By that time, I was broke. I had been fired from the liquor store and the factory for blowing off work to rehearse. I found a job at Wherehouse Music on Sunset and Western, where I could get away with showing up whenever I felt like it. When money was really tight, I’d give blood at a clinic on Sunset to pay the bills. One morning while I was taking the bus to Wherehouse Music, I met a girl named Angie Saxon. In general, I had no interest in women except for the moment or two of pleasure they could provide me: The rest of the time they were in the way. But Angie was different: She was a singer, and we could talk about music.

Except for Angie and Lizzie, I had no friends that lasted longer than a week and no one I could trust. Because I was always starving and amped on uppers, I often felt as if I didn’t have a body, like I was just a vibrating mass of nerves. One day, when I was feeling particularly broke and anxious, I decided to find my father. I convinced myself that I was calling him because I needed money—money that he owed me to make up for all the years he had abandoned me—but in retrospect I think I wanted to feel connected to someone, to talk to him and maybe, in the process, learn something about what made me so crazy. I called my grandmother, then my mother, and they told me that last they heard he was working in San Jose, California. I called information, asked for Frank Feranna, and found him. I wrote the number down next to the phone, and downed a fifth of whiskey to work up the courage to dial it.

He picked up on the first ring, and when I told him it was me, his voice turned gruff. “I don’t have a son,” he told me. “I do not have a son. I don’t know who you are.”

“Go fuck yourself,” I yelled into the receiver.

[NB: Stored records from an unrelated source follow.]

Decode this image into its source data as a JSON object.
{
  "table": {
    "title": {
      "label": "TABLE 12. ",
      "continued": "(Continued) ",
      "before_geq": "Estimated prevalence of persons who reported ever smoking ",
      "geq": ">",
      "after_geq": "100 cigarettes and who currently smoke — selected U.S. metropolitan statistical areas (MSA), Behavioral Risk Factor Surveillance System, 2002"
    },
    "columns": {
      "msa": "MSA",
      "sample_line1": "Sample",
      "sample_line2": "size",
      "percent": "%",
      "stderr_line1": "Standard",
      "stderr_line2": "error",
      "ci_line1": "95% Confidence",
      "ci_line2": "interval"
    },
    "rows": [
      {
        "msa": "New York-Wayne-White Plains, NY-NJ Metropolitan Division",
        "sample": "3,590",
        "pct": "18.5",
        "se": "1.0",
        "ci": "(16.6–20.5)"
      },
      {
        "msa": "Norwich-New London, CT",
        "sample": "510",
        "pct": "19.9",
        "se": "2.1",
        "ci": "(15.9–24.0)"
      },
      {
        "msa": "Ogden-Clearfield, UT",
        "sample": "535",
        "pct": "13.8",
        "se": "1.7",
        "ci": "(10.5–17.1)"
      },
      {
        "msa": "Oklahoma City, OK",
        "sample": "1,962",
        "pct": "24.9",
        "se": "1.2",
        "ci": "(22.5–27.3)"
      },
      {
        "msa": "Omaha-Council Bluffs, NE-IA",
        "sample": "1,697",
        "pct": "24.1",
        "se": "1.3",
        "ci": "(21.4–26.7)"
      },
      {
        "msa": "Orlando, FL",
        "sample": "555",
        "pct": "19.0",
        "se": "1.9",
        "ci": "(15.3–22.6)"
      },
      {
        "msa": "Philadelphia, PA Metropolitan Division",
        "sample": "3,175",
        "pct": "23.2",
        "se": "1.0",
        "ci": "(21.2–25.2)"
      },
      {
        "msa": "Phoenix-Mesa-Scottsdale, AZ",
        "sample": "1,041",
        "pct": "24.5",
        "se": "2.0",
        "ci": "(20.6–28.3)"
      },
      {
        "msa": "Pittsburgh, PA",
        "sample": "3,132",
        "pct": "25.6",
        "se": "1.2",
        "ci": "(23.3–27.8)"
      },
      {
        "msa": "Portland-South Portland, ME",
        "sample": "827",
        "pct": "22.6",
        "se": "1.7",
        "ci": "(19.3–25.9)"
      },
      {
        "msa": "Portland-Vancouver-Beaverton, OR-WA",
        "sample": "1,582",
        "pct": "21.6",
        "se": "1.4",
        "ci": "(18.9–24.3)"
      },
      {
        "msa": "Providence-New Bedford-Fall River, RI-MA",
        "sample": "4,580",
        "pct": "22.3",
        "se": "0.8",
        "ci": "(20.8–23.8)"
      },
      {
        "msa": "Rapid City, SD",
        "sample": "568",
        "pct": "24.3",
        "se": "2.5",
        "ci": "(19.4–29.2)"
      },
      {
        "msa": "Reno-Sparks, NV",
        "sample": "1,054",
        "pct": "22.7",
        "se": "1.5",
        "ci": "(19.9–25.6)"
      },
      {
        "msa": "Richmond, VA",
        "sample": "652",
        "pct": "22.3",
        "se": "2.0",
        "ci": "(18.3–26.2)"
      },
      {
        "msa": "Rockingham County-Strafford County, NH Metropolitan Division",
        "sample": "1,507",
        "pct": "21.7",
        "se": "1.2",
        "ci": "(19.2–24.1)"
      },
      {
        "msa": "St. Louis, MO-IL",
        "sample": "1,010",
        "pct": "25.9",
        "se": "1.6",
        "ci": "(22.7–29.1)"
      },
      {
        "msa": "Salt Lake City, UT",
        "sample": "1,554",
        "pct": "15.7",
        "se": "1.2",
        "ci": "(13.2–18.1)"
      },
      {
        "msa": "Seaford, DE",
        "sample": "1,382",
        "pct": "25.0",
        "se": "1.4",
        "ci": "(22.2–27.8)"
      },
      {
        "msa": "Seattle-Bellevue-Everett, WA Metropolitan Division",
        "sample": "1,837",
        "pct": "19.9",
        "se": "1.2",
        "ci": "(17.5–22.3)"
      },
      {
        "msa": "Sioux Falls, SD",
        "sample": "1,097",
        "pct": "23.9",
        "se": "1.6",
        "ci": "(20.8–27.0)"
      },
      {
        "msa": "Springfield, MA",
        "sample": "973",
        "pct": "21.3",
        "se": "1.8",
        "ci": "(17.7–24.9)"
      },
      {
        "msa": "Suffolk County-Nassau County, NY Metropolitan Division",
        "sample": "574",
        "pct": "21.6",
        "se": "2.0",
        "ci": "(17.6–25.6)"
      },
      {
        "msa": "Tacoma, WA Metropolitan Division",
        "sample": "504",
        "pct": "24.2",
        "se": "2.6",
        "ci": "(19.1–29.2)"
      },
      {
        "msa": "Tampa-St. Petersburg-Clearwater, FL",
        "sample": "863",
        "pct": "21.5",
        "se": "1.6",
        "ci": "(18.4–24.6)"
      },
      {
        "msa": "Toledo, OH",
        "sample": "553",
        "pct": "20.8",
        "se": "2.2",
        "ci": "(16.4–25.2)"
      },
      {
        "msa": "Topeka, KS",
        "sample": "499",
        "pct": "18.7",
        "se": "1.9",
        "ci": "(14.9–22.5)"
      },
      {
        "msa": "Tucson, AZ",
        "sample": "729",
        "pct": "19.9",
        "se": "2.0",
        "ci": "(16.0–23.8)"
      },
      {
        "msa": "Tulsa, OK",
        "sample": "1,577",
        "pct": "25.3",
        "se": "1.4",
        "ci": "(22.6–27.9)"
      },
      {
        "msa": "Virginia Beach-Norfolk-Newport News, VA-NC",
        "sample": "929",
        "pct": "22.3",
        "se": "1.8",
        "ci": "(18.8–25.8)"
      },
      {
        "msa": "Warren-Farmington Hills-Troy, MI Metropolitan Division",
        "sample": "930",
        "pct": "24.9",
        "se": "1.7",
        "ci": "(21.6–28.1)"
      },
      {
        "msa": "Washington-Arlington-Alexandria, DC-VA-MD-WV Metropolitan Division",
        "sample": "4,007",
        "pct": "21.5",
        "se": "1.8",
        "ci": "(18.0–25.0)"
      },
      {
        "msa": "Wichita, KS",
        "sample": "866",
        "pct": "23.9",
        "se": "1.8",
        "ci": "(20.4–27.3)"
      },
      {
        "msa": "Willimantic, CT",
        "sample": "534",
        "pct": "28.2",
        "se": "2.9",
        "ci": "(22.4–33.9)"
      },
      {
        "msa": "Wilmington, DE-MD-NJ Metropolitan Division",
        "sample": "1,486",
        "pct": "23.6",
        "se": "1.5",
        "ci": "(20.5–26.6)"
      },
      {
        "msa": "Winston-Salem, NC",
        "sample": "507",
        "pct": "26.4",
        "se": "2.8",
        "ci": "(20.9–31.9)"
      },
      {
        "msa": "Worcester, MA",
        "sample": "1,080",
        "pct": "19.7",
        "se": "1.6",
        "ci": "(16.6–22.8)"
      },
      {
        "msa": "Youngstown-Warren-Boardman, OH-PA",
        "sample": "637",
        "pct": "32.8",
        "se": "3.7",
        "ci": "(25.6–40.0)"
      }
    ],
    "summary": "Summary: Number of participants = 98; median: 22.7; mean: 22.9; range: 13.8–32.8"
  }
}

“Don’t ever call here again,” he snapped back, and hung up.

That was the last time I ever heard his voice.

I cried for hours, removing records from their cardboard sleeves and throwing them against the walls, watching them smash to pieces. I grabbed the pieces of vinyl and scraped them up and down my arms, making crisscrosses of raised red flesh punctuated by beads of blood. Though I didn’t think I could sleep that night, I somehow did, waking up in the morning strangely calm with the resolve to change my birth name. I did not want to be saddled for the rest of my life as the namesake of that man. What right did he have to say I was not his son when he had never even been a father to me? First, I killed Frank Feranna Jr. in a song, “On with the Show,” writing, “Frankie died just the other night / Some say it was suicide / But we all know / How the story goes.” Then I made it legal.